Пифоника собиралась почитать Эпикуру, но у них начался разговор, и о чтении было забыто. Она спросила, почему это отец говорит, что Эпикур дошёл до всего сам, хотя прочие люди учатся друг у друга.
Эпикур улыбнулся:
— Ты, наверно, не совсем поняла отца. Он просто хотел сказать, что моё учение отличается от прочих. Но, конечно, у меня были учителя, многие из них, правда, даже не подозревали об этом. У одних я учился, как следует жить, у других — как не следует. Был у меня в детстве учитель Филист, который жестоко страдал только от того, что из богача превратился в человека среднего достатка, второй мой учитель Памфил под старость стал так бояться смерти, что это ускорило его кончину. На их примере я узнал, как опасны выдуманные страдания. Был в Афинах политик Стратокл, который думал только об удовольствиях. При этом чистую совесть и искреннюю дружбу он не причислял к людским радостям и потому так себя вёл, что у афинян его имя до сих пор вызывает омерзение. Знал я Деметрия, отца нынешнего царя. Этот был красив, умён, удачлив, но стремился только к славе и власти. Когда он стал наконец царём Македонии и Греции, то совершенно разорил свои страны военными приготовлениями. Кончилось тем, что войско покинуло полководца, он с кучкой сторонников бежал в Азию, там занялся грабежом и попал в плен к Селевку. Тот поселил Деметрия в сирийской крепости Апамее, содержал по-царски и лишил только самого малого — войска и возможности воевать. И представь, через три года ещё не старый Деметрий умер от пьянства. Это примеры того, к чему приводят людей ложные понятия и цели.

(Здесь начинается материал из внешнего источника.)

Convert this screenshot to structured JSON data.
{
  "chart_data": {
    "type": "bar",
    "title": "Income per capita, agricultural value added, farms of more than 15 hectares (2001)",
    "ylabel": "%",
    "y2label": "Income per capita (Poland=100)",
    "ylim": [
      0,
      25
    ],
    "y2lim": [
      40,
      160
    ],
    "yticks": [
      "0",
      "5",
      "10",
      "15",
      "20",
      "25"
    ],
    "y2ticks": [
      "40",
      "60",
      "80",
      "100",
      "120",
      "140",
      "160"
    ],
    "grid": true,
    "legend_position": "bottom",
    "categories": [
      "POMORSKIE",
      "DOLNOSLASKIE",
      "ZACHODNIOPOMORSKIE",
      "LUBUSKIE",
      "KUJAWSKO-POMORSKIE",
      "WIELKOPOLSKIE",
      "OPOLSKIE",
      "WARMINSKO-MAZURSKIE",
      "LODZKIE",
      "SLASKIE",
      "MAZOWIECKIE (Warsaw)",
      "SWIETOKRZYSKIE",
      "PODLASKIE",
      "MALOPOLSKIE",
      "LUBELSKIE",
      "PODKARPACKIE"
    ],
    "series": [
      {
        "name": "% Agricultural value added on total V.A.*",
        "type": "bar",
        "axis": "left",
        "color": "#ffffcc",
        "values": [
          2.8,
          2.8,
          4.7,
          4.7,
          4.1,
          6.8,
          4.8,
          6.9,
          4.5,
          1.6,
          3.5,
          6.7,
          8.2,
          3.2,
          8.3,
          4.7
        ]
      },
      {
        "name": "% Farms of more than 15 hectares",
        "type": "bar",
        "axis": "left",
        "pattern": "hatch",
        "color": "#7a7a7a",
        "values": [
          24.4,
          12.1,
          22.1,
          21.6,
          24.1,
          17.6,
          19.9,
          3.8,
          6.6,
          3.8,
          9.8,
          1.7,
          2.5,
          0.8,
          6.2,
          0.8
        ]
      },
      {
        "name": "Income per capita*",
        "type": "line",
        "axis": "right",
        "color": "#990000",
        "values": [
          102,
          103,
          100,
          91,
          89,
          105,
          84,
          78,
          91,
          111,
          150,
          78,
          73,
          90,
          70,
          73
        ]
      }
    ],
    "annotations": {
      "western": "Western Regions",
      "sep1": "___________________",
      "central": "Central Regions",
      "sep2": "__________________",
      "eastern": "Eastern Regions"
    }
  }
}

Но были у меня и другие учителя, которые учили бесстрашию, верности убеждениям, святости дружбы, умению ценить красоту. Это Диоген, Леосфен, Менандр, Демосфен...
Зашёл Гермарх и сказал, что философа хочет видеть Аристарх, чтобы встретиться с ним. Эпикур был удивлён и обрадован. Аристарх не находился с ним в переписке и не входил ни в одну из эпикуровских общин, но его имя с некоторых пор стало знаменитым. Этот безвестный геометр выступил с парадоксальной теорией о двойном вращении Земли вокруг оси и вокруг Солнца, которая тут же стала предметом насмешек всей читающей эллинской публики. Эпикур просматривал его книгу, почувствовал в Аристархе сильный и оригинальный ум. Он даже собирался написать Аристарху с тем, чтобы поспорить, но всё откладывал, тем более что спор потребовал бы серьёзного изучения его книги, в которой было слишком много математики.